Success Rate, Healing Time, and Implant Stability of Photofunctionalized Dental Implants

Akiyoshi Funato, DDS/Masahiro Yamada, DDS, PhD/Takahiro Ogawa, DDS, PhD

PMID: 24066316
DOI: 10.11607/jomi.3263

Purpose: This is the first study to report the clinical outcomes of photofunctionalized dental implants. Materials and Methods: This retrospective study analyzed 95 consecutive patients who received 222 untreated implants and 70 patients who received 168 photofunctionalized implants over a follow-up period of 2.5 years. Photofunctionalization was performed by treating implants with UV light for 15 minutes using a photo device immediately before placement. The generation of superhydrophilicity and hemophilicity along with a substantial reduction in atomic percentage of surface carbon was confirmed after photofunctionalization. In both groups, 90% of the implants were placed in complex cases requiring staged or simultaneous site-development surgery.

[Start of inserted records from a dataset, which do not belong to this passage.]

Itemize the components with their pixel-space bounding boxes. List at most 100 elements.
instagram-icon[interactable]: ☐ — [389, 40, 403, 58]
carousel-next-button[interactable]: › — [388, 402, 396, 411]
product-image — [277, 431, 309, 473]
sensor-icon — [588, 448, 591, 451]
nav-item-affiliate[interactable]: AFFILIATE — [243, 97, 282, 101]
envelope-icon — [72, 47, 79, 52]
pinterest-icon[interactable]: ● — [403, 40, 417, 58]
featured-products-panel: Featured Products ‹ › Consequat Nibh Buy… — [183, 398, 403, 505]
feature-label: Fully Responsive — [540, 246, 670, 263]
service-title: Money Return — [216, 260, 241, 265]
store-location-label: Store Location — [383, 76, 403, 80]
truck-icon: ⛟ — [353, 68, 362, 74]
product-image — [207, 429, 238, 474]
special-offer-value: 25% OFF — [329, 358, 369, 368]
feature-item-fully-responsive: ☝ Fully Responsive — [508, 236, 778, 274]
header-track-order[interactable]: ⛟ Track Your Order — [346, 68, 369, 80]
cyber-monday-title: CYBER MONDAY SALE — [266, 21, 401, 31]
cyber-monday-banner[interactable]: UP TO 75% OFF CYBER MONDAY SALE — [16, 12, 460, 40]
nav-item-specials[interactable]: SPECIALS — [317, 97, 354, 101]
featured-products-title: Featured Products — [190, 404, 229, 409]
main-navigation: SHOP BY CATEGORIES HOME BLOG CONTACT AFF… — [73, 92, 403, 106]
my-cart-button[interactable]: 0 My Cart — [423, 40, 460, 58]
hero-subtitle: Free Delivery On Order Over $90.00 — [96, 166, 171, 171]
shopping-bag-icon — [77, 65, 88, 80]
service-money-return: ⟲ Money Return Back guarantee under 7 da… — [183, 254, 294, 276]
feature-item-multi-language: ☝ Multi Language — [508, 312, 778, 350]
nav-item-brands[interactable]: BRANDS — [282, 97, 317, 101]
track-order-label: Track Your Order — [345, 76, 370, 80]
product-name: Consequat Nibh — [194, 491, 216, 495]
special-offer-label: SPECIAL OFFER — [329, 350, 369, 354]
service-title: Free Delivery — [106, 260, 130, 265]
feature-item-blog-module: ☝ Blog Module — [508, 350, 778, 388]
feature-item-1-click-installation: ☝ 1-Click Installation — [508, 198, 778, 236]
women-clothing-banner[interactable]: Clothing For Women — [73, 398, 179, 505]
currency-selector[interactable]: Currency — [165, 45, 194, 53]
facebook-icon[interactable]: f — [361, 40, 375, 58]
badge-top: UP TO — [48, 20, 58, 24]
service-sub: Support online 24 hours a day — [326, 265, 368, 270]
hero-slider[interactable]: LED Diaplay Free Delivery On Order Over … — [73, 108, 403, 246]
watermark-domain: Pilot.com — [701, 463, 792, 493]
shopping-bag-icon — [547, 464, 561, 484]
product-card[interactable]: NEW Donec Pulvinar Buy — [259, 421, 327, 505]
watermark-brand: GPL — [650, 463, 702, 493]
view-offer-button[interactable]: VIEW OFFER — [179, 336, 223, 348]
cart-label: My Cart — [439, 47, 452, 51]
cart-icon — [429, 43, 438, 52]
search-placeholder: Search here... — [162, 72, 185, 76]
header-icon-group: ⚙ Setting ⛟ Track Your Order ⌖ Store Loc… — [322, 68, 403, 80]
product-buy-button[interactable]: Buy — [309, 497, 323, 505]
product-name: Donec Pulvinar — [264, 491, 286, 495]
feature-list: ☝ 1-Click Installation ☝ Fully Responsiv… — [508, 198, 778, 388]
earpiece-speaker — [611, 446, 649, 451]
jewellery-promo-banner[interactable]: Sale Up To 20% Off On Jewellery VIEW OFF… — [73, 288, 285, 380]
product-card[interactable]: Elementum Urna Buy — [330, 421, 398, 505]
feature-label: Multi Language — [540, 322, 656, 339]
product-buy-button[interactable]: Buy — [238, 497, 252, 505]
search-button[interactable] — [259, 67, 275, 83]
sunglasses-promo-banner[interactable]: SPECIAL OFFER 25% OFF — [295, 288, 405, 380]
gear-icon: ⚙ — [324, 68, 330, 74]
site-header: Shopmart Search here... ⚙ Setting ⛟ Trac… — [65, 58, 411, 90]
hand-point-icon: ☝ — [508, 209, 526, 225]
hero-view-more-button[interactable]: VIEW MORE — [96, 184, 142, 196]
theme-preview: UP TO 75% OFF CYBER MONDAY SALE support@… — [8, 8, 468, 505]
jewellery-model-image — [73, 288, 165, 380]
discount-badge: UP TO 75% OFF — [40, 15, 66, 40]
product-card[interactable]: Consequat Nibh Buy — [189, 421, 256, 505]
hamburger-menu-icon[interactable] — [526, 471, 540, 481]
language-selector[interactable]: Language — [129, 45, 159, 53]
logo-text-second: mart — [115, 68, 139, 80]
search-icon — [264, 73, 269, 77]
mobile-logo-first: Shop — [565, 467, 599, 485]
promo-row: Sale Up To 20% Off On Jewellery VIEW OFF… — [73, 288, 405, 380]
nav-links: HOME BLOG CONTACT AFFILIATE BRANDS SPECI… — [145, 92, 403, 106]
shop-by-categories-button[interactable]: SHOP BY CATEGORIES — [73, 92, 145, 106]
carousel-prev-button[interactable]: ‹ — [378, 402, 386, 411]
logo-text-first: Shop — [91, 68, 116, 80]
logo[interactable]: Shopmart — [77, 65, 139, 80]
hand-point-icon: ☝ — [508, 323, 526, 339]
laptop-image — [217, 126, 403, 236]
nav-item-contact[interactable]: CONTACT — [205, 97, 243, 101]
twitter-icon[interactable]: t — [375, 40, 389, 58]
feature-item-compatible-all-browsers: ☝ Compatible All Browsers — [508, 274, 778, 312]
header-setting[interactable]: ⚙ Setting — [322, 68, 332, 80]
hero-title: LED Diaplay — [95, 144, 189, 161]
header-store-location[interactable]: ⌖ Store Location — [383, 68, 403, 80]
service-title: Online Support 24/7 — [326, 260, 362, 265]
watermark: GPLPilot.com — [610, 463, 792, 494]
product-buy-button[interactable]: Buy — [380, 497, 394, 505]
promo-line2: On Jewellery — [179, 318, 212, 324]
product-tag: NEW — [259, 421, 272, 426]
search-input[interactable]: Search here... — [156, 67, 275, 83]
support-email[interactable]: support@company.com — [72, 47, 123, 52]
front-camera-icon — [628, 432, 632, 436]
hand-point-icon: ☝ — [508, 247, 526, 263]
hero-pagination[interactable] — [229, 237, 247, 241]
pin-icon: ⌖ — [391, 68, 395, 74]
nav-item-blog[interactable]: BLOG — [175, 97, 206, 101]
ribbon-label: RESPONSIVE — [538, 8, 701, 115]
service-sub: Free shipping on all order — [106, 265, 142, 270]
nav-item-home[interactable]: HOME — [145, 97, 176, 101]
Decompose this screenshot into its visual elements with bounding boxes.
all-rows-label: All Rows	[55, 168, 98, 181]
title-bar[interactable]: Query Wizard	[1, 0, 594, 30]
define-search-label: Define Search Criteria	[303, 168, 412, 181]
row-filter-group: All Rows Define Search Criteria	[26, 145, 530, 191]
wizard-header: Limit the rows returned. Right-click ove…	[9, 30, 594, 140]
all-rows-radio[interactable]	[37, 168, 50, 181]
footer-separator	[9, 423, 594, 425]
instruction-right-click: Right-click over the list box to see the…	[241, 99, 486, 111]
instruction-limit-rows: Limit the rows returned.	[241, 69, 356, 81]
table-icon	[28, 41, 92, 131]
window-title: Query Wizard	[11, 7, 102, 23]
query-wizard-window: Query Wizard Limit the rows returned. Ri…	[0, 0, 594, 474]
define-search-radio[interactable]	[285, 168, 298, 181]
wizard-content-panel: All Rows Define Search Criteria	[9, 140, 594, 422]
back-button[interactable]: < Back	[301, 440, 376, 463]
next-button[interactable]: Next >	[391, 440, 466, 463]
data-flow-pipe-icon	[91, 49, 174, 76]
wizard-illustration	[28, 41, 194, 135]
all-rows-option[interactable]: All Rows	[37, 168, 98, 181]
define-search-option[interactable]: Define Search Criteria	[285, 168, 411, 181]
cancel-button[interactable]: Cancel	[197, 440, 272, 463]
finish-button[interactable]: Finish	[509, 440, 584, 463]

The implant stability was measured at implant placement and loading using the implant stability quotient (ISQ) values; then, the rate of implant stability development was evaluated by calculating the ISQ increase per month. Results: The healing time before functional loading was 3.2 months in photofunctionalized implants and 6.5 months in untreated implants. The success rate was 97.6% and 96.3% for photofunctionalized and untreated implants, respectively. The ISQ increase per month for photofunctionalized implants ranged from 2.0 to 8.7 depending on the ISQ at placement, and it was considerably higher than that of untreated implants reported in the literature ranging from 1.8 to 2.8. Photofunctionalization resulted in a more frequent use of implants of 10 mm or shorter length and an overall decrease in implant diameter. Conclusions: Within the limits of this retrospective study, despite the more frequent use of shorter and smaller-diameter implants, the use of photofunctionalization allowed for a faster loading protocol without compromising the success rate. The outcome was associated with an increased rate of implant stability development. The results suggest that photofunctionalization may provide a novel and practical avenue to further advance implant therapy.